Selain seorang santri membawa bende pusaka Kyai Sima, beberapa orang santri yang lain
telah membawa beberapa ontong jagung muda dan ketela pohon, sebagai bekal makanan,
meskipun mereka juga sudah terbiasa makan beberapa buah yang mereka jumpai di hutan.
Jauh sebelum mencapai kaki bukit Telomoyo, Sunan Kudus berbelok ke arah selatan, dan
sampailah rombongan itu di tepi sungai Cemara, kemudian merekapun bermalam di hutan itu.
Tepat pada waktu tengah malam, Sunan Kudus mengambil pusaka bende Kyai Sima yang
dibawanya, lalu iapun memukul bende itu dengan pelan, tapi akibatnya sangat mengejutkan.
Suara bende menggetarkan hati, seperti suara harimau mengaum menggelegar, menggetarkan
udara dingin di kaki gunung Merbabu.
Beberapa penduduk yang berada disekitar sungai Cemara, banyak yang tergetar hatinya
mendengar sebuah auman seekor harimau yang garang.

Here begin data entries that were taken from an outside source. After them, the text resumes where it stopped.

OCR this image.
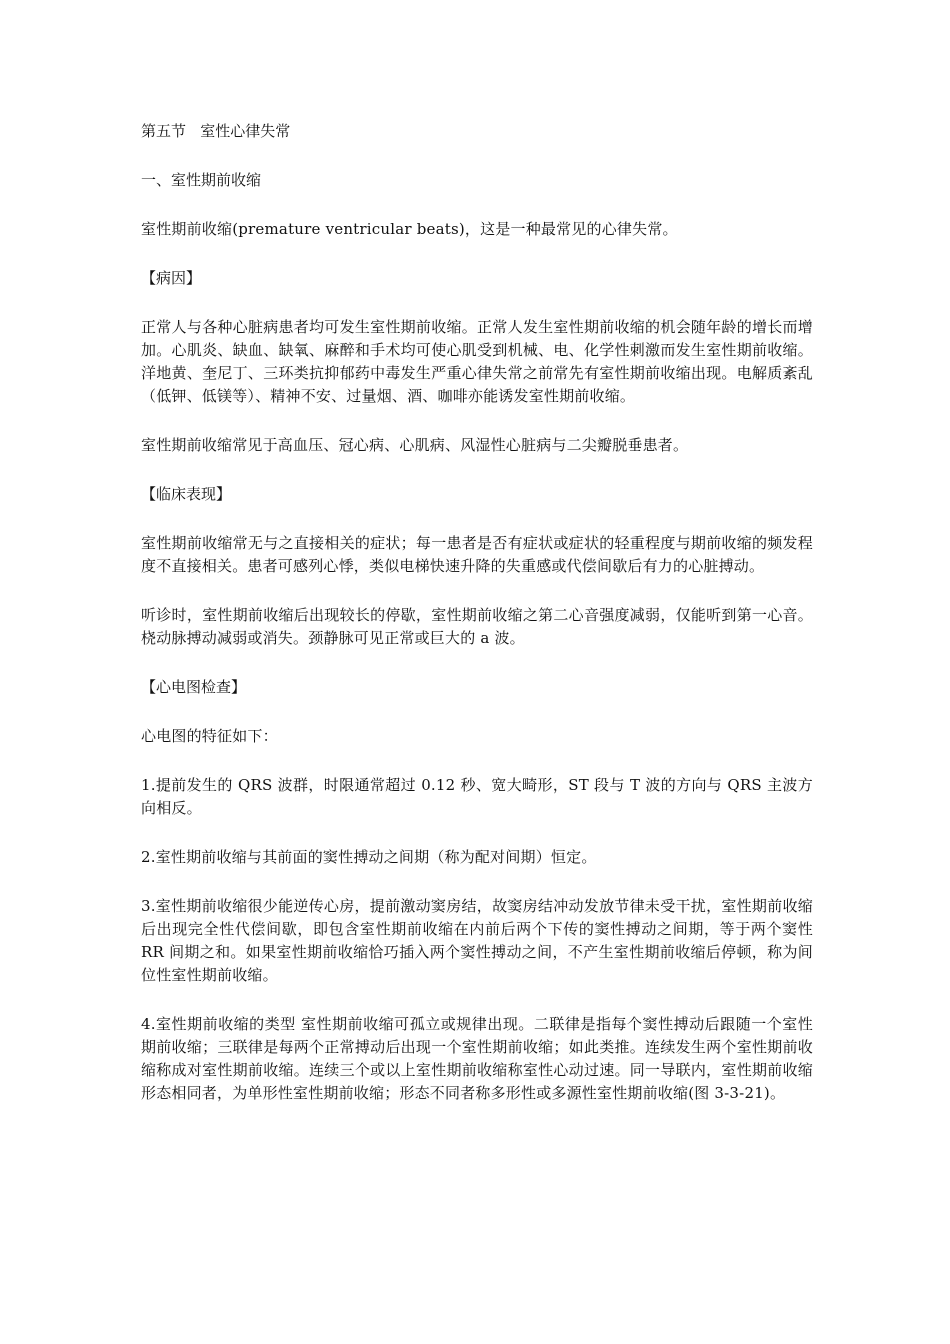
第五节   室性心律失常

一、室性期前收缩

室性期前收缩(premature ventricular beats)，这是一种最常见的心律失常。

【病因】

正常人与各种心脏病患者均可发生室性期前收缩。正常人发生室性期前收缩的机会随年龄的增长而增加。心肌炎、缺血、缺氧、麻醉和手术均可使心肌受到机械、电、化学性刺激而发生室性期前收缩。洋地黄、奎尼丁、三环类抗抑郁药中毒发生严重心律失常之前常先有室性期前收缩出现。电解质紊乱（低钾、低镁等）、精神不安、过量烟、酒、咖啡亦能诱发室性期前收缩。

室性期前收缩常见于高血压、冠心病、心肌病、风湿性心脏病与二尖瓣脱垂患者。

【临床表现】

室性期前收缩常无与之直接相关的症状；每一患者是否有症状或症状的轻重程度与期前收缩的频发程度不直接相关。患者可感列心悸，类似电梯快速升降的失重感或代偿间歇后有力的心脏搏动。

听诊时，室性期前收缩后出现较长的停歇，室性期前收缩之第二心音强度减弱，仅能听到第一心音。桡动脉搏动减弱或消失。颈静脉可见正常或巨大的 a 波。

【心电图检查】

心电图的特征如下：

1.提前发生的 QRS 波群，时限通常超过 0.12 秒、宽大畸形，ST 段与 T 波的方向与 QRS 主波方向相反。

2.室性期前收缩与其前面的窦性搏动之间期（称为配对间期）恒定。

3.室性期前收缩很少能逆传心房，提前激动窦房结，故窦房结冲动发放节律未受干扰，室性期前收缩后出现完全性代偿间歇，即包含室性期前收缩在内前后两个下传的窦性搏动之间期，等于两个窦性 RR 间期之和。如果室性期前收缩恰巧插入两个窦性搏动之间，不产生室性期前收缩后停顿，称为间位性室性期前收缩。

4.室性期前收缩的类型 室性期前收缩可孤立或规律出现。二联律是指每个窦性搏动后跟随一个室性期前收缩；三联律是每两个正常搏动后出现一个室性期前收缩；如此类推。连续发生两个室性期前收缩称成对室性期前收缩。连续三个或以上室性期前收缩称室性心动过速。同一导联内，室性期前收缩形态相同者，为单形性室性期前收缩；形态不同者称多形性或多源性室性期前收缩(图 3-3-21)。
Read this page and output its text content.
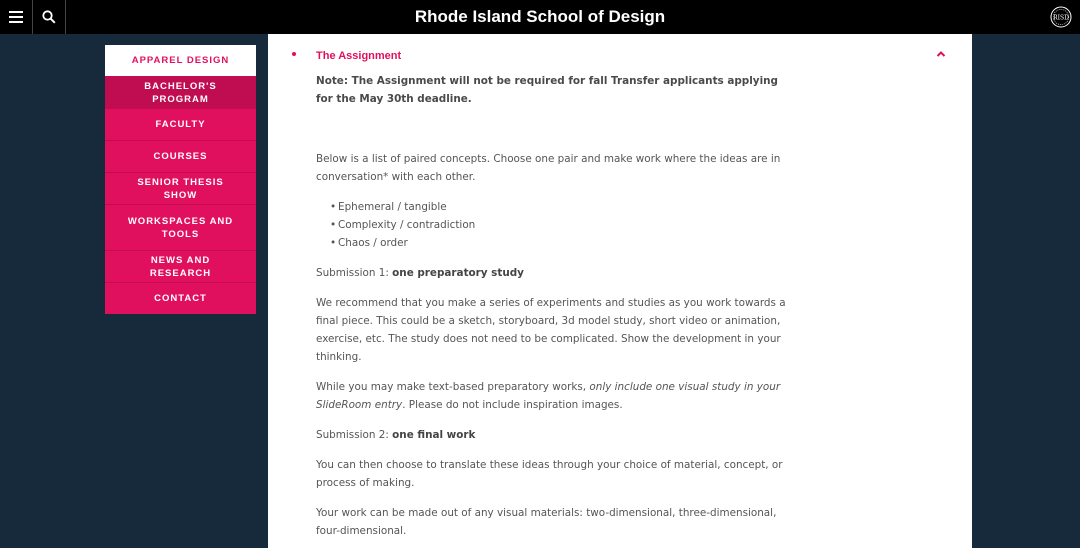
Rhode Island School of Design	RISD
APPAREL DESIGN
BACHELOR'S PROGRAM
FACULTY
COURSES
SENIOR THESIS SHOW
WORKSPACES AND TOOLS
NEWS AND RESEARCH
CONTACT
The Assignment

Note: The Assignment will not be required for fall Transfer applicants applying for the May 30th deadline.

Below is a list of paired concepts. Choose one pair and make work where the ideas are in conversation* with each other.

• Ephemeral / tangible
• Complexity / contradiction
• Chaos / order

Submission 1: one preparatory study

We recommend that you make a series of experiments and studies as you work towards a final piece. This could be a sketch, storyboard, 3d model study, short video or animation, exercise, etc. The study does not need to be complicated. Show the development in your thinking.

While you may make text-based preparatory works, only include one visual study in your SlideRoom entry. Please do not include inspiration images.

Submission 2: one final work

You can then choose to translate these ideas through your choice of material, concept, or process of making.

Your work can be made out of any visual materials: two-dimensional, three-dimensional, four-dimensional.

Rombongan Sunan Kudus, terus berjalan menuju pendapa Pengging, ketika dilihatnya
seorang wanita didalam halaman rumah, Sunan Kudus berkata :”Nyai, tolong sampaikan
kepada Ki Ageng Pengging, Sunan Kudus ingin menemuinya”
Perempuan itu lalu masuk kerumah, dan tak lama kemudian, Ki Ageng Pengging keluar
menemui tamunya.
“Silahkan duduk Kanjeng Sunan” kata Ki Ageng Pengging dengan penuh hormat.
“Terima kasih Ki Ageng” jawab Sunan Kudus, dan merekapun duduk di amben, di pendapa.
Setelah menanyakan kabar keselamatan masing-masing, berkatalah Sunan Kudus :“Ki
Ageng, dawuh dalem Kanjeng Sultan Demak Bintara, sekarang juga Ki Ageng harus
memilih, di luar atau didalam, memilih di atas atau dibawah”
Agak lama Ki Ageng berdiam diri, mencerna pertanyaan Sunan kudus, dan akhirnya dengan
tenang pertanyaan Sunan Kudus dijawabnya :”Kanjeng Sunan Kudus, luar dan dalam adalah
milikku, atas dan bawah adalah juga milikku, karena itu, saya memilih keduanya”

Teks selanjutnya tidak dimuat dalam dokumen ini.